Modelling and parameter identification of a nonlinear enzyme-catalytic time-delayed switched system and its parallel optimization

Abstract

In this paper, we propose a nonlinear enzyme-catalytic time-delayed switched system with unknown state-delays, switching times and system parameters for describing the process of batch culture of glycerol bioconversion to 1,3-propanediol (1,3-PD) induced by Klebsiella pneumoniae (K. pneumoniae). Some important properties of the time-delayed switched system are discussed. In consideration of the difficulty in accurately measuring the concentration of intracellular substances and the absence of equilibrium points for the time-delayed switched system, we quantitatively define biological robustness of the intracellular substance concentrations for the entire process of batch culture. Our goal is to identify the unknown quantities. To this end, we formulate an optimization problem in which the cost function minimizes the defined biological robustness and the unknown state-delays, switching times and system parameters are regarded as decision variables. This optimization problem is subject to the time-delayed switched system, continuous state inequality constraints and parameter constraints.
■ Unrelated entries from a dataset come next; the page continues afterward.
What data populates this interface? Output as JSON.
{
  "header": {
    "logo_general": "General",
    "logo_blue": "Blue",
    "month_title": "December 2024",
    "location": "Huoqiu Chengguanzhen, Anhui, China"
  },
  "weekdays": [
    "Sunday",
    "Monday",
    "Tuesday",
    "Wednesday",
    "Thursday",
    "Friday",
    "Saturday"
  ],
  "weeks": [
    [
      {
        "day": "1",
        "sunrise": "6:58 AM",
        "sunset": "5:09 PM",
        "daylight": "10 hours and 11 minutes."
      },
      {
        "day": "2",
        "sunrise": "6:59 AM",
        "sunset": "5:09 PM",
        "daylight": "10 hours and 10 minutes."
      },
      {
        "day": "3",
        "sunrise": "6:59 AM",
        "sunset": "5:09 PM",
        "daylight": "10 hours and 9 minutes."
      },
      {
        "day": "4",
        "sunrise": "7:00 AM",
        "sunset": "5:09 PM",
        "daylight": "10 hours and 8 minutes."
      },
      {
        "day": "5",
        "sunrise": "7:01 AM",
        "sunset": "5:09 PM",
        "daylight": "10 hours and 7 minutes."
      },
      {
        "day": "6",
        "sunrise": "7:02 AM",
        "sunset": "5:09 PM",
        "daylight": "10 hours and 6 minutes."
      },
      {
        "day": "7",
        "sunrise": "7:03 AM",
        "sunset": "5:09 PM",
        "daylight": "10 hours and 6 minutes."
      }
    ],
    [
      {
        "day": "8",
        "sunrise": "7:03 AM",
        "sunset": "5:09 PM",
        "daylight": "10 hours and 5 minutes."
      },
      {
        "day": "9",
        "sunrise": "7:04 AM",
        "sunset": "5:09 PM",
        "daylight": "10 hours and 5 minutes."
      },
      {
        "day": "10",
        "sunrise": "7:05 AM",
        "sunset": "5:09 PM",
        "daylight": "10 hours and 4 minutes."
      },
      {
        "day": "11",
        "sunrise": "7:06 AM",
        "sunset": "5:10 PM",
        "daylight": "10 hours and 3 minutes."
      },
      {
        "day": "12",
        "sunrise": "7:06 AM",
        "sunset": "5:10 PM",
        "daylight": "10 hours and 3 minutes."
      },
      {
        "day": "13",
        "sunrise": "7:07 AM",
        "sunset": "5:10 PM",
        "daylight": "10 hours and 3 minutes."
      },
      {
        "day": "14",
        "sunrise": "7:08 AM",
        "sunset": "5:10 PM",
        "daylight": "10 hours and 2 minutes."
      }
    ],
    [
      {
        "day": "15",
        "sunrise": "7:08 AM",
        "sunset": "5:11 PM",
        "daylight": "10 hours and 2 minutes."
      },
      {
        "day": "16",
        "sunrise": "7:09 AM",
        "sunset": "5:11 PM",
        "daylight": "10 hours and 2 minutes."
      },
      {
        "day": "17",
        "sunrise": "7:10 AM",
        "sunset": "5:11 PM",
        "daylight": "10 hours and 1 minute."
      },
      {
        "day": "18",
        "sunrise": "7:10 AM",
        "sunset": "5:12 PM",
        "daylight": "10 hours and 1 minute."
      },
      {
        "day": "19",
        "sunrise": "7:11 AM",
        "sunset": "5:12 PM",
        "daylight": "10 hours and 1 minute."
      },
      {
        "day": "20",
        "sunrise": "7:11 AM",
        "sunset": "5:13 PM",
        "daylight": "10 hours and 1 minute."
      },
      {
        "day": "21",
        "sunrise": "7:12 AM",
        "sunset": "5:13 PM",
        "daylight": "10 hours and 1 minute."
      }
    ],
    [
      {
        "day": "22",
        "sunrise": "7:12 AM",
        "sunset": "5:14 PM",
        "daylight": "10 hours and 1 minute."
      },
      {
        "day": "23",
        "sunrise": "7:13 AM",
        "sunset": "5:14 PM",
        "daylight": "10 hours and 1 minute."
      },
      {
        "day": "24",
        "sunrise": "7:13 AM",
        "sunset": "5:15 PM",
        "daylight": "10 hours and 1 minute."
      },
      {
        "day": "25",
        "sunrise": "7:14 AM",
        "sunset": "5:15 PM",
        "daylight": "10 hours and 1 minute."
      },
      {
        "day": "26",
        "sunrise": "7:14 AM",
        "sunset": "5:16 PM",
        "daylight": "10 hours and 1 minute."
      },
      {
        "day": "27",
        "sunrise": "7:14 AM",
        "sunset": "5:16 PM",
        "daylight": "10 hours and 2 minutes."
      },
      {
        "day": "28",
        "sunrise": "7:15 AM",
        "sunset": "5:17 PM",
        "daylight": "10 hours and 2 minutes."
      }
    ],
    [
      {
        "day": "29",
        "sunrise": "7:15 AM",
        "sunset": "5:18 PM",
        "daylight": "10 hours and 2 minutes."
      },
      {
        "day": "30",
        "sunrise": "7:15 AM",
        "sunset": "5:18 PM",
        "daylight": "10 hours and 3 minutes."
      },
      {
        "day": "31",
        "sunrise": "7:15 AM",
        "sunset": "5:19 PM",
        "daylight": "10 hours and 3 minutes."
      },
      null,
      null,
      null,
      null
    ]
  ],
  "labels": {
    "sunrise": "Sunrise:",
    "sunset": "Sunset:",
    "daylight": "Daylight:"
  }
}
The hybrid time-scaling transformation, constraint transcription and local smoothing approximation techniques are used to convert this optimization problem to a sequence of approximate subproblems. In consideration of both the difficulty of finding analytical solutions and the highly complex nature of this optimization problem, we develop a parallel particle swarm optimization (PPSO) algorithm to solve these approximate subproblems. Finally, we explore the appropriateness of the optimal estimates for the state-delays, switching times and system parameters as well as the effectiveness of the parallel algorithm via numerical simulations.